It was nearly two years ago at the 2006 Oracle OpenWorld conference that Oracle CEO Larry Ellison unveiled a plan to have Oracle provide support to Red Hat‘s own Linux customers.
The controversial plan sparked debate over whether Oracle was trying to kill off Red Hat by taking away Red Hat’s revenue stream. Oracle and Red Hat representatives questioned during this week’s Oracle Open World conference in San Francisco offered strikingly different perspectives on how well Oracle’s plan has worked out.
Asked if there has been any measurable impact on Red Hat, Andrew Cathrow, Red Hat product marketing manager, responded, “To be quite honest, not at all.”
“Customers may mention it as part of their renewals,” Cathrow said. “We’ve actually seen that customers want the close relationship with us.”
“The customers that we talk to, their concerns are [that] certifications don’t follow through for hardware or for high speeds and can Oracle support the distribution they don’t maintain,” he added. A customer who wants a different support agreement than what Red Hat offers can go to IBM, Dell, or HP for third-party support, said Cathrow.
Oracle released a statement offering a much rosier outlook on Oracle’s efforts.
“Put yourself in Red Hat’s shoes. Oracle directly supports Red Hat Linux and provides free downloads of compatible binaries. The quality of Oracle support is superior — our customer satisfaction is very high — and our price is lower,” Oracle said.
“In addition, we provide value-added components, such as an Oracle Enterprise Manager management pack, Clusterware, and a clustered file system all for free. So if you are Red Hat, refusing to admit that Oracle is making progress is one of your last lines of defense,” the company said.

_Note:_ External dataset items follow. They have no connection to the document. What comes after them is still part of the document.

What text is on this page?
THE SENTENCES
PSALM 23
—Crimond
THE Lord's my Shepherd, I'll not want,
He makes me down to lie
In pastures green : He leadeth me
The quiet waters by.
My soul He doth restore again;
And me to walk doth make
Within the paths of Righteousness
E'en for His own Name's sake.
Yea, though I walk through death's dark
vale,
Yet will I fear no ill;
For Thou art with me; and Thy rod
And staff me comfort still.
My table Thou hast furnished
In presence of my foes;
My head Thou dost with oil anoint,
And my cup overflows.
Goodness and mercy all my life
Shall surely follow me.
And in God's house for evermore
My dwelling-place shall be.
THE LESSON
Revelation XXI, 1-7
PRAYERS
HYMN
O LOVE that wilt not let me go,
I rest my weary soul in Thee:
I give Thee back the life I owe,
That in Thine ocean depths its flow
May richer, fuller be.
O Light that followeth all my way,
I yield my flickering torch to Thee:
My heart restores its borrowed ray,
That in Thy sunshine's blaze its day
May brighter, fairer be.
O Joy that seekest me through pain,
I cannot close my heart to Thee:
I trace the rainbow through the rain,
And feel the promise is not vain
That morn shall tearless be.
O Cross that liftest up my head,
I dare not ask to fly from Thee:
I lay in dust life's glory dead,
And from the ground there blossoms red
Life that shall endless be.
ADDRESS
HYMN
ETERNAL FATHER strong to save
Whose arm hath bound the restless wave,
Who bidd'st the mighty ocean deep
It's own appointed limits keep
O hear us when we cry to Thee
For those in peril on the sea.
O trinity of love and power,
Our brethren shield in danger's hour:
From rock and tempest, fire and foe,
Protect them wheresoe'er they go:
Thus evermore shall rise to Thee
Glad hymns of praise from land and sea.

“Our Linux ecosystem, currently 700 partners, is growing rapidly, and we now have more than 2,500 customers. Our renewal rates are excellent, and many renewing customers are increasing their server counts and adding Oracle VM. Additionally, many of those customers are large enterprises,” Oracle said.
Oracle directly supports Red Hat Linux and provides free downloads of compatible binaries, the company said. Red Hat “may not be happy with our progress, but we certainly are,” said Oracle.
Red Hat said the Oracle Enterprise Linux product supported by Oracle is in fact not Red Hat Enterprise Linux but a derivative distribution. Oracle countered that Oracle Enterprise Linux is 100-percent based on the Red Hat Enterprise Linux code base.
Cost-wise, Red Hat support costs vary greatly, priced from US$80 to $2,499 for an annual, single-unit subscription. Volume discounts are offered. By Tuesday afternoon, Oracle had yet to respond to a morning request for its support pricing.
Red Hat financial statements do not indicate that the company has suffered from Oracle’s strategy. Net income for the fiscal year that ended February 29 was $76.7 million, compared with $59.9 million in the previous year. Revenues were $523 million in the year that ended this February compared to $400.6 million in the prior fiscal year.
The company on Wednesday reported revenues of nearly $164.4 million for the fiscal quarter that ended August 31, a 29 percent increase from the same quarter a year ago. Net income was $21.1 million compared to $18.2 million for the same quarter last year.